Baik Myunggi, Jeong Jin Young, Park Seung Ju, Yoo Seon Pil, Lee Jin Oh, Lee Jae Sung, Haque Md Najmul, Lee Hyun-Jeong
Department of Agricultural Biotechnology, College of Agriculture and Life Sciences, Seoul National University, 1 Gwanak-ro, Gwanak-gu, Seoul, 08826, Republic of Korea.
Research Institute of Agriculture and Life Sciences, College of Agriculture and Life Sciences, Seoul National University, Seoul, Republic of Korea.

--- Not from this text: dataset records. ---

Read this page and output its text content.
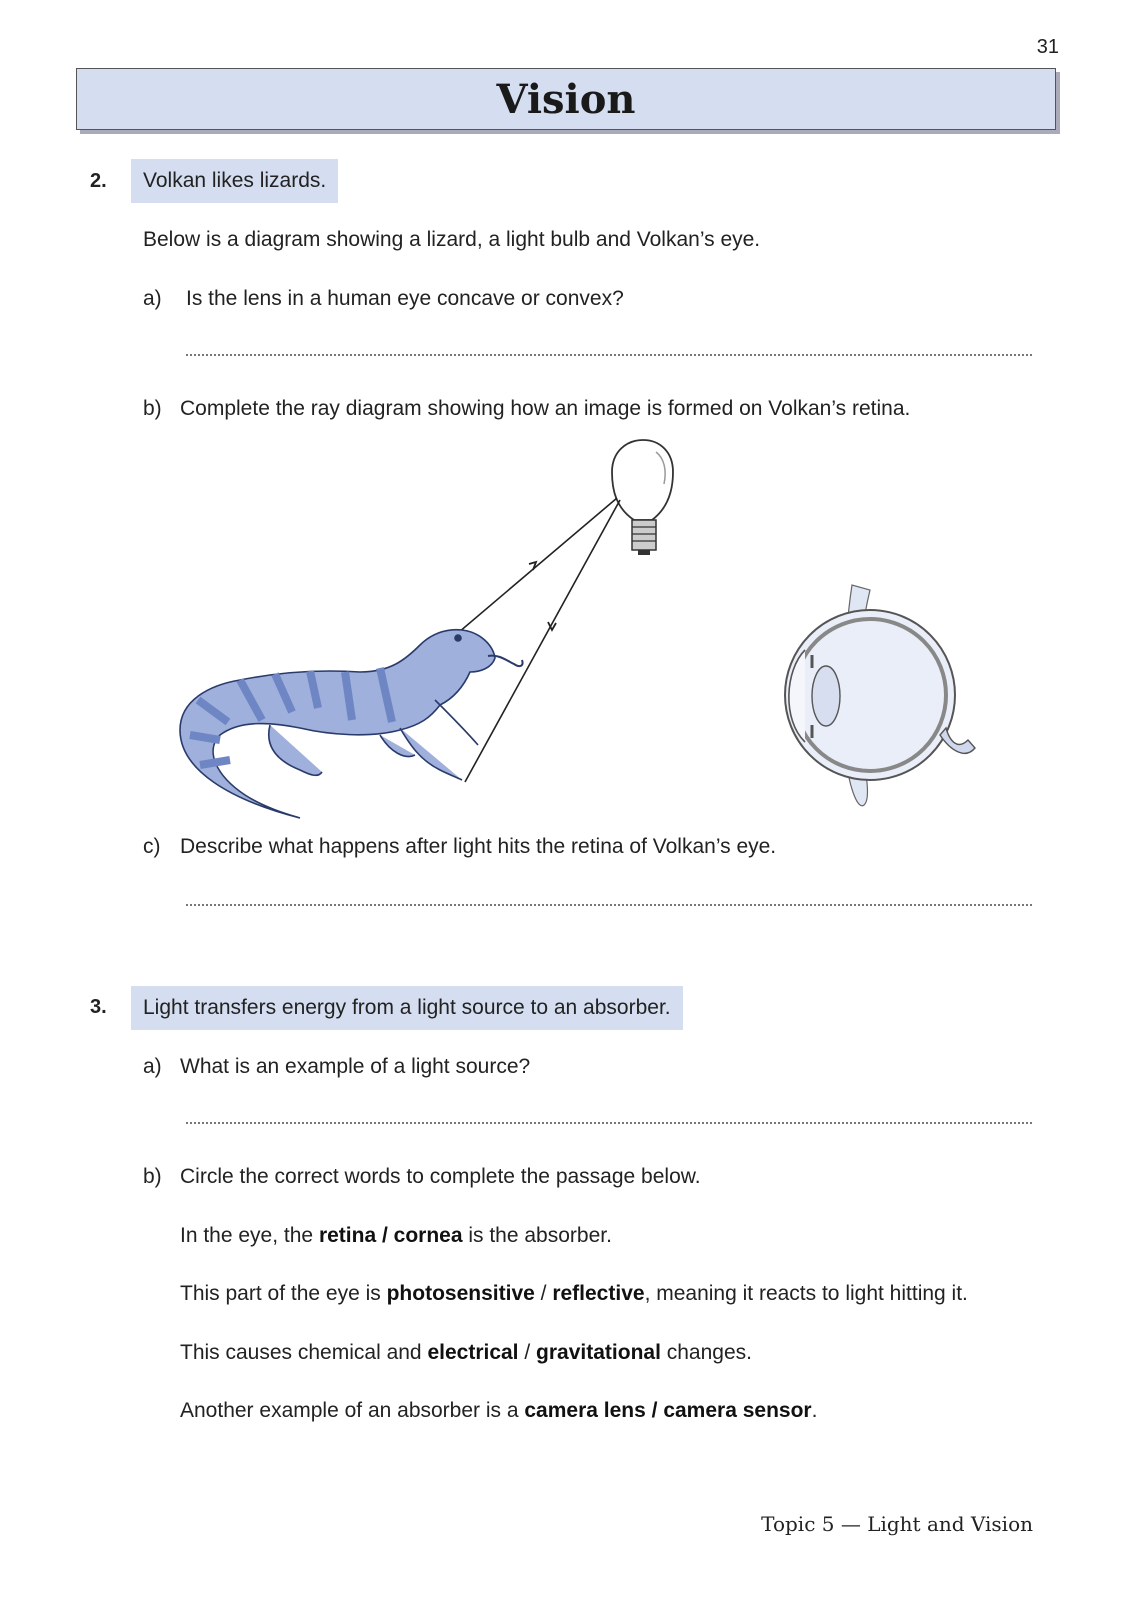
31
Vision
2.	Volkan likes lizards.
Below is a diagram showing a lizard, a light bulb and Volkan’s eye.
a) Is the lens in a human eye concave or convex?
b) Complete the ray diagram showing how an image is formed on Volkan’s retina.
c) Describe what happens after light hits the retina of Volkan’s eye.
3.	Light transfers energy from a light source to an absorber.
a) What is an example of a light source?
b) Circle the correct words to complete the passage below.
In the eye, the retina / cornea is the absorber.
This part of the eye is photosensitive / reflective, meaning it reacts to light hitting it.
This causes chemical and electrical / gravitational changes.
Another example of an absorber is a camera lens / camera sensor.
Topic 5 — Light and Vision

Genes Nutr. 2020 Aug 17;15(1):14. doi: 10.1186/s12263-020-00673-1.
Testosterone deficiency in men is clinically associated with the development of metabolic syndrome, which manifests as obesity, hepatic steatosis, and type-2 diabetes. We investigated the effects of castration-induced testosterone deficiency on body adiposity and the expression of genes related to lipid metabolism and glucose uptake and androgen signaling in male rats fed a normal diet (ND) or a high-fat diet (HFD).
Changes in lipid and glucose metabolism and androgen signaling were investigated at physiological and molecular levels in the muscle, liver, and adipose tissues of non-castrated and castrated rats under ND or HFD feeding.
Castration-induced testosterone deficiency predisposed animals on ND to early development of fatty liver by activating fatty acid (FA) synthesis, whereas HFD activated hepatic FA uptake CD36 expression, leading to the development of hepatic steatosis. In rats fed ND, castration induced muscle fat accumulation by activating CD36 expression. In the subcutaneous fat of ND-fed rats, castration increased adiposity and the expression of FA synthesis-related genes, but it decreased glucose transporter gene expression. In the abdominal fat of rats fed ND, castration increased adiposity by upregulating FA synthesis-related genes, and HFD promoted adiposity by inducing FA uptake, glucose transporter, and FA synthesis-related gene expression. In rats fed ND, castration decreased body growth and muscle weight and downregulated the expression of genes androgen signaling in the longissimus dorsi muscle.
Testosterone deficiency increases adiposity in a tissue-specific and diet-dependent manner. Testosterone deficiency decreases body and muscle weights and downregulates androgen signaling.
男性睾酮缺乏在临床上与代谢综合征的发生有关,代谢综合征表现为肥胖、肝脂肪变性和2型糖尿病。我们研究了去势诱导的睾酮缺乏对正常饮食(ND)或高脂饮食(HFD)喂养的雄性大鼠身体脂肪以及与脂质代谢、葡萄糖摄取和雄激素信号相关基因表达的影响。
在ND或HFD喂养条件下,对未去势和去势大鼠的肌肉、肝脏和脂肪组织进行生理和分子水平的脂质和葡萄糖代谢以及雄激素信号变化研究。
去势诱导的睾酮缺乏通过激活脂肪酸(FA)合成使ND喂养的动物易患早期脂肪肝,而HFD激活肝脏FA摄取和CD36表达,导致肝脂肪变性的发生。在ND喂养的大鼠中,去势通过激活CD36表达诱导肌肉脂肪堆积。在ND喂养大鼠的皮下脂肪中,去势增加了肥胖和FA合成相关基因的表达,但降低了葡萄糖转运蛋白基因的表达。在ND喂养大鼠的腹部脂肪中,去势通过上调FA合成相关基因增加肥胖,而HFD通过诱导FA摄取、葡萄糖转运蛋白和FA合成相关基因表达促进肥胖。在ND喂养的大鼠中,去势降低了身体生长和肌肉重量,并下调了背最长肌中雄激素信号相关基因的表达。
睾酮缺乏以组织特异性和饮食依赖性方式增加肥胖。睾酮缺乏降低身体和肌肉重量,并下调雄激素信号。